Data science is a real thing — but the world is moving to a functional data science world where practitioners can do their own analytics. You need data engineers, more than data scientists, to enable the data pipelines and integrated data structures.
Smart organizations have smart people who should know their own data. The reason data scientists exist is that most organizations aren’t data-savvy yet. They will be.
If a data scientist creates a breakthrough algorithm, and there is no data engineer to put it into production for use by the business, does it have any value?
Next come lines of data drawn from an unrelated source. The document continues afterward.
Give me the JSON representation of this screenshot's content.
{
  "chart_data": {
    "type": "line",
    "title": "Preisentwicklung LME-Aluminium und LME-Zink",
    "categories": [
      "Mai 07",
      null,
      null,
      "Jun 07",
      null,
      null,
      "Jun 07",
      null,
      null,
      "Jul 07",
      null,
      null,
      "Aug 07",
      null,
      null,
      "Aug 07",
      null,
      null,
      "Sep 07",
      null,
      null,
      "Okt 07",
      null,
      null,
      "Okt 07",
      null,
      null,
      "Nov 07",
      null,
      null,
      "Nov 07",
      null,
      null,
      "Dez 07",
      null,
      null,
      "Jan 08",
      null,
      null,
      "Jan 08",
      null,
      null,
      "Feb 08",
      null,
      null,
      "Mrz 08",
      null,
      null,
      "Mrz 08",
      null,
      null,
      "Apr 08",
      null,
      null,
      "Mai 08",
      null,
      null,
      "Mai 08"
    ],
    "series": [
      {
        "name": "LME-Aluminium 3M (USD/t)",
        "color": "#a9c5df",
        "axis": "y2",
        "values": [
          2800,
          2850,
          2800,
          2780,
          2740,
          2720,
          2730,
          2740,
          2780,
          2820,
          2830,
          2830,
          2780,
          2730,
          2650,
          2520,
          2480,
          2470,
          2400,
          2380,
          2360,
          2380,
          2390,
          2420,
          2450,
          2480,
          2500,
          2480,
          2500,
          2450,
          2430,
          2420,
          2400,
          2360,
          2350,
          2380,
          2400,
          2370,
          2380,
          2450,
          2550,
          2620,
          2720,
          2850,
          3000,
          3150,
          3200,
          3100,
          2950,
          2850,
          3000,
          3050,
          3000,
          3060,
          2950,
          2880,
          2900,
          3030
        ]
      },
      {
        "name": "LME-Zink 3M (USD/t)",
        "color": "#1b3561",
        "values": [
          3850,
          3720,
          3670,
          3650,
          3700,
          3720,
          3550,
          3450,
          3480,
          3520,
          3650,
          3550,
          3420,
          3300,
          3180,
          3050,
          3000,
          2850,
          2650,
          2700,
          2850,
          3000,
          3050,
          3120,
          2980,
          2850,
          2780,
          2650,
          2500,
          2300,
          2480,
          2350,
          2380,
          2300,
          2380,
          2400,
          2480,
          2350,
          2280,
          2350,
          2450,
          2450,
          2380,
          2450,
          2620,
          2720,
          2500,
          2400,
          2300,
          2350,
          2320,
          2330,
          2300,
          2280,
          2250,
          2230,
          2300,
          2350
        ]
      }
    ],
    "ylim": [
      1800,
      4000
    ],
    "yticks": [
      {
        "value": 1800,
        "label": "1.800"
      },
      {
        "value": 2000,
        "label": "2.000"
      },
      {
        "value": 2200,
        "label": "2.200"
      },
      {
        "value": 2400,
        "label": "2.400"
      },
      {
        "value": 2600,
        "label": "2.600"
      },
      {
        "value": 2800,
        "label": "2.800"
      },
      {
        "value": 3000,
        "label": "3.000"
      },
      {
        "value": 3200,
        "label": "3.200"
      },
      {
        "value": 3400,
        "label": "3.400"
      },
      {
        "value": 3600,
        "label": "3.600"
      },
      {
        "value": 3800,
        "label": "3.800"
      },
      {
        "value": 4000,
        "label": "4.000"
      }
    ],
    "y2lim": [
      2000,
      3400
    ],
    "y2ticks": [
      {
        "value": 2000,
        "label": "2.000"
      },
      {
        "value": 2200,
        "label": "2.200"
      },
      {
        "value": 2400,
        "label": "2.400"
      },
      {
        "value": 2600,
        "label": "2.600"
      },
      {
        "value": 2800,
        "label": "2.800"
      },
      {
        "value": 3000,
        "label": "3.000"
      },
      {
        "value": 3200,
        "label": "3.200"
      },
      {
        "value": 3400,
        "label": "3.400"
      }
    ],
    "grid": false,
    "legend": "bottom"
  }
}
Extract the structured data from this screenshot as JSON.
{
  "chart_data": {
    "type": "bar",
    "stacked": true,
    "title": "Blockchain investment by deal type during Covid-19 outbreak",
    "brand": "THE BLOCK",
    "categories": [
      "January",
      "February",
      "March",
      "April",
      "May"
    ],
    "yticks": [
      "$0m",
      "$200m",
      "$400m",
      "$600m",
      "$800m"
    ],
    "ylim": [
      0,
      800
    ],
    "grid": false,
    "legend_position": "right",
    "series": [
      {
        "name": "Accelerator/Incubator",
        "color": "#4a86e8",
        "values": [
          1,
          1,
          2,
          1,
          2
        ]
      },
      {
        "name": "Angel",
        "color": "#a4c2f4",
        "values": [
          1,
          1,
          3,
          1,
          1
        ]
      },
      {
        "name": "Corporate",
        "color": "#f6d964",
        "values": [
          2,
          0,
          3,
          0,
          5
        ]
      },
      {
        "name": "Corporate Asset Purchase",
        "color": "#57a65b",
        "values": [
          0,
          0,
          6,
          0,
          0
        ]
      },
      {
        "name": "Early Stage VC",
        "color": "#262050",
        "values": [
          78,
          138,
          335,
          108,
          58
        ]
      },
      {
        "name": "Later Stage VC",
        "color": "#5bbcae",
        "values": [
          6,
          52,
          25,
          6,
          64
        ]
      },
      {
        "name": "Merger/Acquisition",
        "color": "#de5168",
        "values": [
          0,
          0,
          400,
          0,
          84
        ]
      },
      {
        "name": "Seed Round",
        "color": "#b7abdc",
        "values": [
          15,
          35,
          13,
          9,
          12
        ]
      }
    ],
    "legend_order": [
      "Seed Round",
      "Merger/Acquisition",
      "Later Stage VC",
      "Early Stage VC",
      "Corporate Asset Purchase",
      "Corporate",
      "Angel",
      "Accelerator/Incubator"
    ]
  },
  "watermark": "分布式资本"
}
I will repeat my favorite statistic from Gartner that only 15% of big data projects ever make it into production. And while they never dig into the reasons why 85% of big data projects never make it there, I will propose that there are several key reasons why they fail:
- They never find an insight worth putting into production
- They find insight and build a model but fail to build a production pipeline that can run within the service level agreement on a repeatable basis
- They don’t need an insight, because the data analysis they want to run isn’t dependent on some complicated model, but still, fail to build a production pipeline that can run within the service level agreement on a repeatable basis
That’s why every data scientist companies need at least two data engineers.
Wrapping it up…
The future of the data scientist profession is still vague and subject to expert judgment. However, every day various new libraries and tools appear, we are on the path, by no means, not simplifying the infrastructure, both developing and creating business models. Reliably, soundly, many will say well, but there is a downside, the more complex systems we make, the more stochastic and probabilistic they turn out.
The main problem of the current state of questions about AI is the absence of intuition in a prognostic sense. We have only a quantitative approach to solving a particular problem and making forecasts on it, but not high-quality. Till now this approach has worked very well, but what would be next?